—Haz que pase —escuchó que decía la voz de Zaira desde dentro.

—Adelante —le indicó la sirvienta educadamente, abriéndole la puerta por completo y apartándose para que él pudiera entrar.

Fred entró en el interior del despacho y vio como la mujer cerraba la puerta tras de sí. Entonces, recorrió el despacho con la mirada, era increíblemente espacioso, y e encontró a la morena sentada en un gran sillón de cuero negro, detrás de un escritorio de lujosa madera de caoba, con una pluma entre los dedos de la mano.

—Tu casa es enorme, estoy impresionado —comentó él con una sonrisa—. A tu padre debe de costarle mucho dirigir un lugar tan amplio —rio levemente—, y a los sirvientes mantenerla limpia —añadió por lo bajo.

—Soy yo quien la dirige —le contradijo ella desde su asiento y sin levantar la vista de los pergaminos que había esparcidos sobre el escritorio—. Pero sí, es muy difícil de dirigir, por eso es que estás aquí, Fred —anunció, elevando ligeramente la mirada para observarlo—. A partir de ahora me ayudaras a dirigir mis terrenos. Estoy ocupada con mi trabajo y no tengo el tiempo necesario para hacerlo como es debido.

A Fred pareció costarle procesar la información. 

—¡Es imposible! No puedo hacerlo —replicó él, confuso—. Es decir, jamás he hecho algo así antes, no podría hacerlo bien. 

—Pero tenías y dirigías una tienda cuando estabas vivo —señaló ella con el ceño fruncido.

—Son cosas muy diferentes, no puedo hacerlo —negó varias veces con la cabeza—. De esto debería encargarse alguien de tu familia.

—No tengo familia —siseó con un tono tan frío que a él le dolió. 

Fred palideció. No podía creérselo. Era imposible que ella no tuviera familia. Bueno, era posible, pero le resultaba extraño. No podía ser que ella viviera sola en aquella enorme mansión sin más compañía que un puñado de sirvientes. No podía ser que ella no tuviera a nadie a su lado. No supo que contestar, aunque ahora que lo pensaba, él le había hablado en diversas ocasiones de su familia, aunque fuera para contar anécdotas, pero ella jamás había dicho nada sobre la suya... Ahora por fin entendía porqué había sido. 

—Lo siento, no tenía ni idea —susurró, bajando la mirada.

—Lógico, no te lo había dicho —murmuró, nuevamente, fría.

Zaira estaba actuando demasiado distante y Fred se daba cuenta.
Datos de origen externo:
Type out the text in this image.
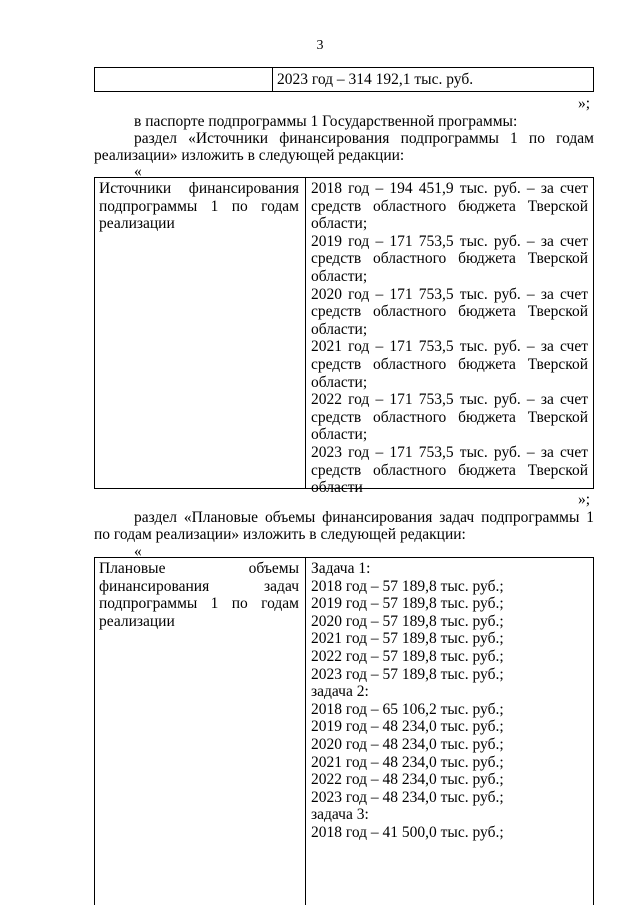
3
2023 год – 314 192,1 тыс. руб.
»;
в паспорте подпрограммы 1 Государственной программы:
раздел «Источники финансирования подпрограммы 1 по годам
реализации» изложить в следующей редакции:
«
Источники финансирования
подпрограммы 1 по годам
реализации
2018 год – 194 451,9 тыс. руб. – за счет
средств областного бюджета Тверской
области;
2019 год – 171 753,5 тыс. руб. – за счет
средств областного бюджета Тверской
области;
2020 год – 171 753,5 тыс. руб. – за счет
средств областного бюджета Тверской
области;
2021 год – 171 753,5 тыс. руб. – за счет
средств областного бюджета Тверской
области;
2022 год – 171 753,5 тыс. руб. – за счет
средств областного бюджета Тверской
области;
2023 год – 171 753,5 тыс. руб. – за счет
средств областного бюджета Тверской
области
»;
раздел «Плановые объемы финансирования задач подпрограммы 1
по годам реализации» изложить в следующей редакции:
«
Плановые объемы
финансирования задач
подпрограммы 1 по годам
реализации
Задача 1:
2018 год – 57 189,8 тыс. руб.;
2019 год – 57 189,8 тыс. руб.;
2020 год – 57 189,8 тыс. руб.;
2021 год – 57 189,8 тыс. руб.;
2022 год – 57 189,8 тыс. руб.;
2023 год – 57 189,8 тыс. руб.;
задача 2:
2018 год – 65 106,2 тыс. руб.;
2019 год – 48 234,0 тыс. руб.;
2020 год – 48 234,0 тыс. руб.;
2021 год – 48 234,0 тыс. руб.;
2022 год – 48 234,0 тыс. руб.;
2023 год – 48 234,0 тыс. руб.;
задача 3:
2018 год – 41 500,0 тыс. руб.;
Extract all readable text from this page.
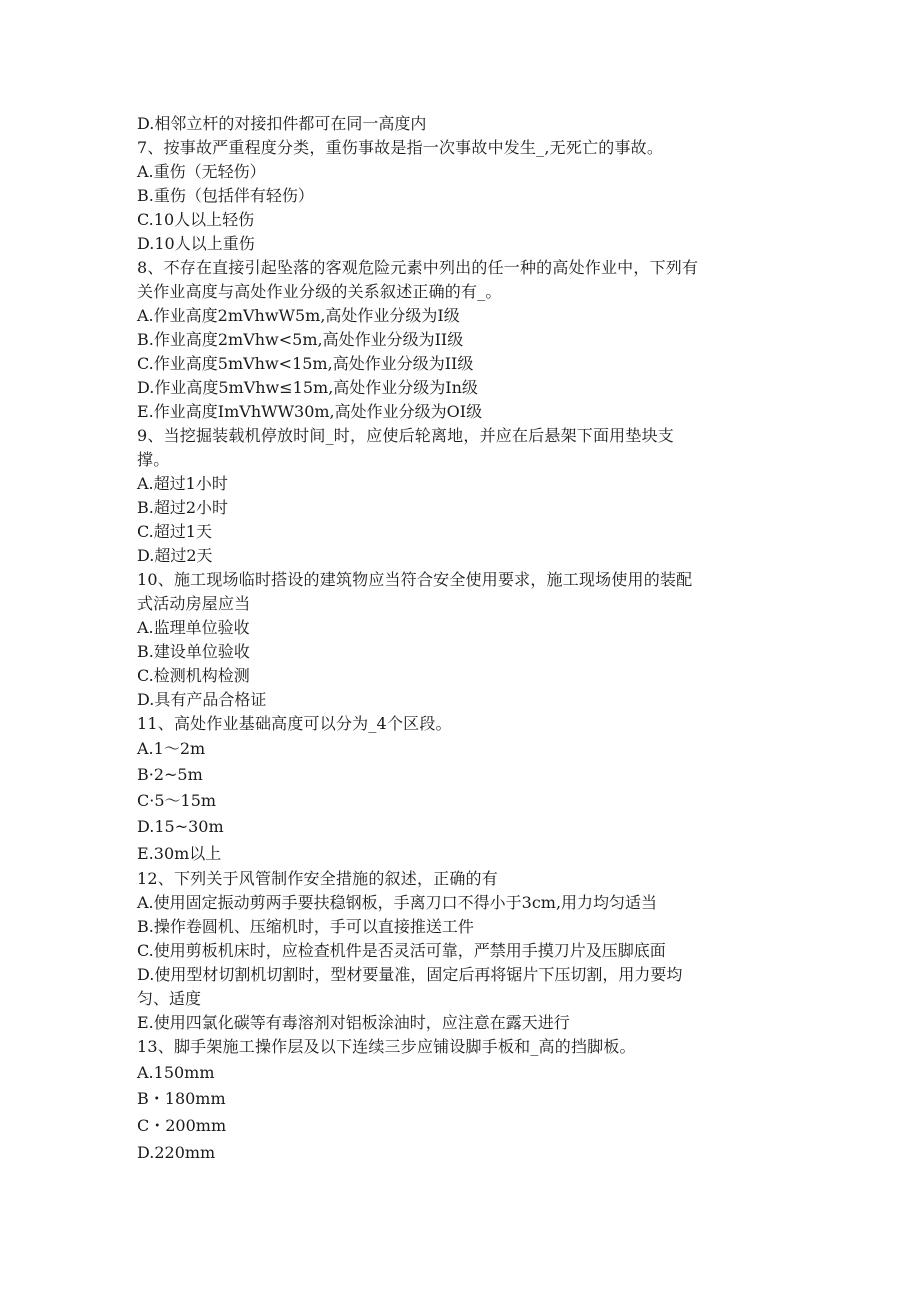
D.相邻立杆的对接扣件都可在同一高度内
7、按事故严重程度分类，重伤事故是指一次事故中发生_,无死亡的事故。
A.重伤（无轻伤）
B.重伤（包括伴有轻伤）
C.10人以上轻伤
D.10人以上重伤
8、不存在直接引起坠落的客观危险元素中列出的任一种的高处作业中，下列有
关作业高度与高处作业分级的关系叙述正确的有_。
A.作业高度2mVhwW5m,高处作业分级为I级
B.作业高度2mVhw<5m,高处作业分级为II级
C.作业高度5mVhw<15m,高处作业分级为II级
D.作业高度5mVhw≤15m,高处作业分级为In级
E.作业高度ImVhWW30m,高处作业分级为OI级
9、当挖掘装载机停放时间_时，应使后轮离地，并应在后悬架下面用垫块支
撑。
A.超过1小时
B.超过2小时
C.超过1天
D.超过2天
10、施工现场临时搭设的建筑物应当符合安全使用要求，施工现场使用的装配
式活动房屋应当
A.监理单位验收
B.建设单位验收
C.检测机构检测
D.具有产品合格证
11、高处作业基础高度可以分为_4个区段。
A.1～2m
B·2~5m
C·5～15m
D.15~30m
E.30m以上
12、下列关于风管制作安全措施的叙述，正确的有
A.使用固定振动剪两手要扶稳钢板，手离刀口不得小于3cm,用力均匀适当
B.操作卷圆机、压缩机时，手可以直接推送工件
C.使用剪板机床时，应检查机件是否灵活可靠，严禁用手摸刀片及压脚底面
D.使用型材切割机切割时，型材要量准，固定后再将锯片下压切割，用力要均
匀、适度
E.使用四氯化碳等有毒溶剂对铝板涂油时，应注意在露天进行
13、脚手架施工操作层及以下连续三步应铺设脚手板和_高的挡脚板。
A.150mm
B・180mm
C・200mm
D.220mm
Había esperado que la barrera que le había parecido que había puesto el día anterior hubiese desaparecido, incluso que sólo hubiese sido un producto de su imaginación. Pero no era así, la barrera cada vez parecía más sólida y alta, parecía que nunca sería capaz de atravesarla.

—Siéntate, te explicaré lo que tienes que hacer —le señaló las sillas que se encontraban delante del escritorio—. A caso que hayas cambiado de opinión y ya no quieras mi ayuda para regresar a al mundo de los vivos —continuó con una sonrisa cruel en los labios.

Aquella no era la chica por la que Fred sentía algo, no era ella. Esa no era su sonrisa. Esos no eran sus ojos. Ese no era su tono de voz. Esa no era su forma de tratarlo. Era como si se la hubieran cambiado de la noche a la mañana. Pero obedientemente se sentó en una de las sillas, observándola con la esperanza de que en cualquier momento ella volviera a ser la misma y esa actitud solo fuese una broma.

—Muy bien, comencemos —fijo la mirada en él—. Más vale que te enteres a la primera, pues no lo explicare dos veces —siseó mientras ordenaba un par de papeles de la mesa.

El pelirrojo no dijo nada, escuchó atentamente todas sus explicaciones, aunque había cosas que no llegaba a comprender; sin embargo, por alguna razón, tenía miedo de abrir de abrir la boca y preguntar. No soportaba como ella se estaba dirigiendo a él. Tan fría, tan distante, tan cortante, como si lo odiara, como si quisiera que se marchara. Y eso lo estaba desesperando. ¿Había hecho algo mal a caso?